Der legale Tabakmarkt in Deutschland hat sich in den vergangenen Jahren trotz sinkender Absatzmengen als vergleichsweise stabil erwiesen. Grundlage dafür war der bisherige Aufwuchspfad der Tabaksteuer, der nach Einschätzung der Branche für Planungssicherheit sorgte und gleichzeitig steigende Steuereinnahmen ermöglichte. Das macht Hersteller Reemtsma noch einmal deutlich.
Mit dem nun bekannt gewordenen Entwurf des Bundesfinanzministeriums könnte sich dies ändern, so die Hamburger. Vorgesehen sind deutliche Steuererhöhungen in mehreren Produktkategorien. Bis 2030 könnte der Preis einer Zigarettenschachtel mit 20 Stück um rund vier Euro auf bis zu zwölf Euro steigen. Ein 30-Gramm-Beutel Feinschnitt würde sich um rund 4,50 Euro auf mehr als elf Euro verteuern.
Nach Ansicht von Reemtsma bedeutet der Entwurf einen grundlegenden Kurswechsel. Das Unternehmen verweist darauf, dass der Koalitionsvertrag ursprünglich eine Fortsetzung des bisherigen, moderaten Steuermodells vorgesehen habe. Stattdessen seien nun überproportionale Steueraufschläge geplant.
„Was die Koalition da plant, setzt den bereits stark rückläufigen legalen Markt in Deutschland weiter erheblich unter Druck", sagt Christian Cordes (Foto), Director Corporate & Legal Affairs Cluster DACH bei Reemtsma. Gleichzeitig warnt er vor einer Verlagerung in den illegalen Handel: „Die legale Packung wird hierzulande deutlich teurer, während das Angebot an unversteuerter, illegaler Ware weiter wächst."
Besonders kritisch bewertet das Unternehmen die geplanten Änderungen im Feinschnittsegment. Die höhere Mindeststeuer könnte nach Einschätzung von Reemtsma den Preiswettbewerb deutlich einschränken und preissensible Verbraucher stärker belasten.
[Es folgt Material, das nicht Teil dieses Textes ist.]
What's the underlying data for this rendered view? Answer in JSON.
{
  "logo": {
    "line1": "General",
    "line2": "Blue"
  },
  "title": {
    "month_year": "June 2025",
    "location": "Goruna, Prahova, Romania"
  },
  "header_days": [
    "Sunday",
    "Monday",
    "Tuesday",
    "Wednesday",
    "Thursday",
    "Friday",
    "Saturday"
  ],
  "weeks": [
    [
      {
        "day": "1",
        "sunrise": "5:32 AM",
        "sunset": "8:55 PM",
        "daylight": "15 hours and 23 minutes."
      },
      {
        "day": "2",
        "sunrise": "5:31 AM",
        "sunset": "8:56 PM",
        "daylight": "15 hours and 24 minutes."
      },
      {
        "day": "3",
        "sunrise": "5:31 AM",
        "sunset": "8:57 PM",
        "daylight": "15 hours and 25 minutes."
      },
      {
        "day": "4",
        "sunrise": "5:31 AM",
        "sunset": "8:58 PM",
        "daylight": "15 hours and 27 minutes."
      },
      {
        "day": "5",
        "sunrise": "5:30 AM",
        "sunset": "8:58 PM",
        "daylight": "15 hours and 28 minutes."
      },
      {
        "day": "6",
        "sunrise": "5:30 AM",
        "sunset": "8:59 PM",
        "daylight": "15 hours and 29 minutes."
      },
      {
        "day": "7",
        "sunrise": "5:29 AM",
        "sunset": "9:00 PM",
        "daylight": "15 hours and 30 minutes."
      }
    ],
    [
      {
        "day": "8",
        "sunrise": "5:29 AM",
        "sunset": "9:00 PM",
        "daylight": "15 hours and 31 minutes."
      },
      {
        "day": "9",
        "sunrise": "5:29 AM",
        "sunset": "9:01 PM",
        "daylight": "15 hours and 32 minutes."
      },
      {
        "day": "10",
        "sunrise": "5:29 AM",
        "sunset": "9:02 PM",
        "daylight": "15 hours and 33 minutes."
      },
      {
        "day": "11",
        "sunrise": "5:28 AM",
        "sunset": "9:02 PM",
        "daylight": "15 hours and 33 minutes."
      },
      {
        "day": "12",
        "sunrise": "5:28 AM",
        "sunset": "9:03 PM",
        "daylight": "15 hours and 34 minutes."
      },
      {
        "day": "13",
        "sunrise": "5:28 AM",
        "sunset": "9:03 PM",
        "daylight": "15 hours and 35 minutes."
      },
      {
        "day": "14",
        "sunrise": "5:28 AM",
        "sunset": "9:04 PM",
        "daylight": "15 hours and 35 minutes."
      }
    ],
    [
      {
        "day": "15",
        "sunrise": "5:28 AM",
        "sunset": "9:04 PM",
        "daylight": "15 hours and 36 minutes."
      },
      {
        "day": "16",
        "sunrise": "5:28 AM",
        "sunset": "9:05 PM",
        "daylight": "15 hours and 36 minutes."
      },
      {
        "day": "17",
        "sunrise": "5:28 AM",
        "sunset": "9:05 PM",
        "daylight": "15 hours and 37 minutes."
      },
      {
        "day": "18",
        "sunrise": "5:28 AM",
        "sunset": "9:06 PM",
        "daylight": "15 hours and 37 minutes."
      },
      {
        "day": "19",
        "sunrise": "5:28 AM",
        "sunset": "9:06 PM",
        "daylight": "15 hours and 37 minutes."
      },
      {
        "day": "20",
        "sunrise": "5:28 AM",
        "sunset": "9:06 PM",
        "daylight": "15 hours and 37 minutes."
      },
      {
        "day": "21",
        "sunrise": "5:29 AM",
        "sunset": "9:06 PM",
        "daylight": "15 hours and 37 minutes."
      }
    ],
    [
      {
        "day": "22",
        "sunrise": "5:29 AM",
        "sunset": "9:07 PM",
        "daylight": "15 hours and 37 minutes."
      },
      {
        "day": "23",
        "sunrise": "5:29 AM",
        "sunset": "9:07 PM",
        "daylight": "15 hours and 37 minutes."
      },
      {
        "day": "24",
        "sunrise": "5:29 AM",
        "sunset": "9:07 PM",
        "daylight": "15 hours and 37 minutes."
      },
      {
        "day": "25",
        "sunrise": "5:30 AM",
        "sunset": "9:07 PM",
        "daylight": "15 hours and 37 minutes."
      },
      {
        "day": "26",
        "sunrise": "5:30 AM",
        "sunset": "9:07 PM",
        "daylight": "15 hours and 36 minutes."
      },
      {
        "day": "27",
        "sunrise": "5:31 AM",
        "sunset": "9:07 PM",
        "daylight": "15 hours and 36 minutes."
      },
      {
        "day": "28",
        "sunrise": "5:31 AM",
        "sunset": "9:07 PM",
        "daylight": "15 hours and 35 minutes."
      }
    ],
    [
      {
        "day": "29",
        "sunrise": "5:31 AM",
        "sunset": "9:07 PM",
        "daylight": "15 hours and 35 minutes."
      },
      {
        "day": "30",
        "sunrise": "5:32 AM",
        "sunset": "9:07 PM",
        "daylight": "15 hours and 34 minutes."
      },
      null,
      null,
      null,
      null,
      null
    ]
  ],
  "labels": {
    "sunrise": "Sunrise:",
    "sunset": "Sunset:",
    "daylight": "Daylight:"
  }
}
Auch die erwarteten Mehreinnahmen des Staates stellt der Hersteller infrage. Das BMF rechnet mit zusätzlichen Steuereinnahmen von mehr als acht Milliarden Euro bis 2030. Reemtsma hält diese Annahmen für unrealistisch und verweist auf ein alternatives Modell, das bei einer differenzierten Besteuerung stabile Marktentwicklungen und zusätzliche Steuereinnahmen von bis zu 2,5 Milliarden Euro bis 2031 ermöglichen soll.
„Wer Verhältnismäßigkeit und verlässliche Steuereinnahmen will, darf keine steuerpolitischen Schocks auslösen", so Cordes. Aus Sicht des Unternehmens müsse eine künftige Tabaksteuerpolitik fiskalische Ziele, Gesundheitsaspekte und die Realität des Marktes gleichermaßen berücksichtigen.